Now to find a cloak. Darren flits about for a second before moving into the friendly neighborhood non-junk store, where there appear to be no magical cloaks to be found. But Darren frets not - surely they would not be so barbaric out here as to have no magical things at all. He approaches the storekeeper, a chubby fellow fast approaching middle age, and asks for a fine magical cloak he could drape over his disturbingly ectoplasmic shape.
The storekeeper has a short look of revelation, and seems about to say something, but then stops, blinking and furrowing his brow. He smiles with one side of his face and starts tapping on the counter expectantly. Darren smiles back politely. The storekeeper starts to bleed out of his nose. Darren is about to point this out, but the storekeeper then starts to bleed out of his eyeballs as well, and promptly collapses on the counter face-down in a growing puddle of his own blood, twitching a few times before he goes deathly still. Huh.
Within the confines of a void eel...Mark strides right down the hallway and checks out the soul container at the end of it, which appears to be some kind of dark, shadowy fella sitting in a chair clearly too nice for him, busily laboring over several boards filled with pretty lights of some kind. He's got a soul in him, that's for sure. Better get it out!
[Mark vs. Shadow Fellow: 3 vs. 4-
1]
Putting his hands on the fellow's head from behind, Mark tries to peel open the creature's skull, but it doesn't quite work for some reason. Maybe he requires some tools for this.
"Eh?" the fellow goes, swiveling his head 180 degrees to look at Mark.
"Whuh? How'd you get in here? Get out, will ya? Got people to catch! Ain't got time to bother with stowaways!"In a darkened section of a void eel's digestive tract...Morton, bothered by the lack of visibility in here, dials up his light a bit, illuminating everything around him in a blinding shade of near-infrared light, which lets him easily discover that he seems to have found himself in some form of room - there's a fluffy, soft barrier on one wall that he landed on, a forbidding steel door on the opposite side that he presumes just shut behind him, and some form of steel-looking paneling all around the rest of the place, which is regrettably cramped and smells of fresh oil.

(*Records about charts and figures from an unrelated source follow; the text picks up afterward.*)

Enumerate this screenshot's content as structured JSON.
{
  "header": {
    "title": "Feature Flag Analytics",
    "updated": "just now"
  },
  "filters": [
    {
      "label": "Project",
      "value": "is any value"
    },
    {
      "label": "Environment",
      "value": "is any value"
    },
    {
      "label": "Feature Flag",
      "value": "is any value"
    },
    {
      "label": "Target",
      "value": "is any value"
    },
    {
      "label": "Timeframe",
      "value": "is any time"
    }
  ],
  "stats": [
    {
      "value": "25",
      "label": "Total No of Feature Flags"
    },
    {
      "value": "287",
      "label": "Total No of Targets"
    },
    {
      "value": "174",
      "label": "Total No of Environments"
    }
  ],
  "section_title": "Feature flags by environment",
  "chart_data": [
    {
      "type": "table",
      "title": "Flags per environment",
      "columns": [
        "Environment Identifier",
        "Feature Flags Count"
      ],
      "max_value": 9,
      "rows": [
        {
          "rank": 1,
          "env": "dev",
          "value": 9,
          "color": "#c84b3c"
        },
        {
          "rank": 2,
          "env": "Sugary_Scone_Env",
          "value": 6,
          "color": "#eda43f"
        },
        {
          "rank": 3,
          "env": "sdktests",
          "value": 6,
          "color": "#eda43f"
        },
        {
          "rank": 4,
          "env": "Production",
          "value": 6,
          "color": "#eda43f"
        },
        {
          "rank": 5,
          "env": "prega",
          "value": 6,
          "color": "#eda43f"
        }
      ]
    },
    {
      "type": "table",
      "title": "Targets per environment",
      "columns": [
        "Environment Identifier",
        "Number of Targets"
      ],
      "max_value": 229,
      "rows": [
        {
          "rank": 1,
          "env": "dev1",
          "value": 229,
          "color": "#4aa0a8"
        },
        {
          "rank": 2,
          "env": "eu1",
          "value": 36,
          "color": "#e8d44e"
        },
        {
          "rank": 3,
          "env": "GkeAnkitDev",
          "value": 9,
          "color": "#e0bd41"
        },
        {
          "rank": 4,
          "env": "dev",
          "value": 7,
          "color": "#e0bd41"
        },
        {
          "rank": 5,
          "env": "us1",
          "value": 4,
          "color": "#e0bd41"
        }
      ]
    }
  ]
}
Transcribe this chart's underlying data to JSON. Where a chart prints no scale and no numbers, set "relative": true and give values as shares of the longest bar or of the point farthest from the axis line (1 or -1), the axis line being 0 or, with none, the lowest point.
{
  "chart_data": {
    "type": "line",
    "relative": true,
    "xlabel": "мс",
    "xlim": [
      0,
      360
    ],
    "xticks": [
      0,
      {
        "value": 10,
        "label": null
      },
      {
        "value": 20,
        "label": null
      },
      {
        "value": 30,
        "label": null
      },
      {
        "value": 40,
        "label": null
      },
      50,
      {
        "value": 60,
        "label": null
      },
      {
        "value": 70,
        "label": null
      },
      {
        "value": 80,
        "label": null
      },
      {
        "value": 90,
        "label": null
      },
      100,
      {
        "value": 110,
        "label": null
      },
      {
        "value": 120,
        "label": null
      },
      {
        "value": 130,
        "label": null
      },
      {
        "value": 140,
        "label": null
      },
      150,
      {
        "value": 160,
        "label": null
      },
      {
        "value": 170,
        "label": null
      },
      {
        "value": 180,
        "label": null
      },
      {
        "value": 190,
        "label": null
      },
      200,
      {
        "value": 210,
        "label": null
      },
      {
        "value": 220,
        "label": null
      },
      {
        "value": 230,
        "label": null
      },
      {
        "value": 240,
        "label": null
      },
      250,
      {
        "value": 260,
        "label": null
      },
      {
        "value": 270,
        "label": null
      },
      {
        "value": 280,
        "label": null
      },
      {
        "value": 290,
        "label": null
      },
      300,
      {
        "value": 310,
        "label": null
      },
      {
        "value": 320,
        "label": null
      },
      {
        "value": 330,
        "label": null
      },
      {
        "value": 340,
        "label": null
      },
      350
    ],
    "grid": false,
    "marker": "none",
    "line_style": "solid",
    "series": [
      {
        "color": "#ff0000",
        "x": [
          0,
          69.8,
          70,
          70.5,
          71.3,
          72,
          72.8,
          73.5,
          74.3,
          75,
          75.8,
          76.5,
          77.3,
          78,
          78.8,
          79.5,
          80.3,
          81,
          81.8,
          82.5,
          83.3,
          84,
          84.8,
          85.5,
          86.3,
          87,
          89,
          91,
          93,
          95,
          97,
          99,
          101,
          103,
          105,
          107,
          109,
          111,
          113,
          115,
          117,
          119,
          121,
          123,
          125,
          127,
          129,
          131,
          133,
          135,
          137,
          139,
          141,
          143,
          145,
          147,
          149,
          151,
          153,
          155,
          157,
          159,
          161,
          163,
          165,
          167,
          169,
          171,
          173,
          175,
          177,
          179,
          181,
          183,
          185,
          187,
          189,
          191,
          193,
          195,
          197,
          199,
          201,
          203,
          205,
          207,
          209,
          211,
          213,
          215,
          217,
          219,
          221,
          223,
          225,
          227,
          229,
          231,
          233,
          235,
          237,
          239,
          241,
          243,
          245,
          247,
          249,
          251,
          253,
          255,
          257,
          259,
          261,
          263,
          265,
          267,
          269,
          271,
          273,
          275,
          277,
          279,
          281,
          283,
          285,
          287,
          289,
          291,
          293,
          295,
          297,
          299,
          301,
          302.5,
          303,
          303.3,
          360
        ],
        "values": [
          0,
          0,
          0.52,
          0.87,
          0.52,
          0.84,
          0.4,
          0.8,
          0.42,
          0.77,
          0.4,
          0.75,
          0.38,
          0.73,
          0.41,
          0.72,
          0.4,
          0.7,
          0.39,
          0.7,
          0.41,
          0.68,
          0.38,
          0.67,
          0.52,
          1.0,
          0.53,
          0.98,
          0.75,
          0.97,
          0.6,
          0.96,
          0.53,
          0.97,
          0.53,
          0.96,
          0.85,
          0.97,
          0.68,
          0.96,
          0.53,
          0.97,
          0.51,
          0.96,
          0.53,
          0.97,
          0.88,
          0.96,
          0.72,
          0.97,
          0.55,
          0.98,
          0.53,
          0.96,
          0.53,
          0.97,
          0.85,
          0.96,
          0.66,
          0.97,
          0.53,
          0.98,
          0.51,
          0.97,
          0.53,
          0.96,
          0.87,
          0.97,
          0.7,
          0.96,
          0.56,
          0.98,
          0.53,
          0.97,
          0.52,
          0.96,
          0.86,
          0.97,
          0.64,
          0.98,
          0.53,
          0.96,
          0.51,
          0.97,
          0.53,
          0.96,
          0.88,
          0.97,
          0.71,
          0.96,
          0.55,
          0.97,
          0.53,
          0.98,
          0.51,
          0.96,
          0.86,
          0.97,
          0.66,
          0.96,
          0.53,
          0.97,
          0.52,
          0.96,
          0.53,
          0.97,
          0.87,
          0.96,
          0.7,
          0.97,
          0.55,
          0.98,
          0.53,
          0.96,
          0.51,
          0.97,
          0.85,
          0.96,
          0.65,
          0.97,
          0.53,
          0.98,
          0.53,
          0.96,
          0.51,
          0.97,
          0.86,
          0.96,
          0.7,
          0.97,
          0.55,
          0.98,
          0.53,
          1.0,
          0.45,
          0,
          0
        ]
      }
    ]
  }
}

Whatever this place is, it doesn't seem very civilized. Clean, yes, but hardly civilized. To treat furniture this way is deplorable, to say nothing of the same treatment likely being leveled at good mage Wilma in equal measure. Simply shameful.
Finally, there's a metallic-looking knob pretty high up on the ceiling, and also some form of glass orb set into one of the upper corners of the room. Most perplexing.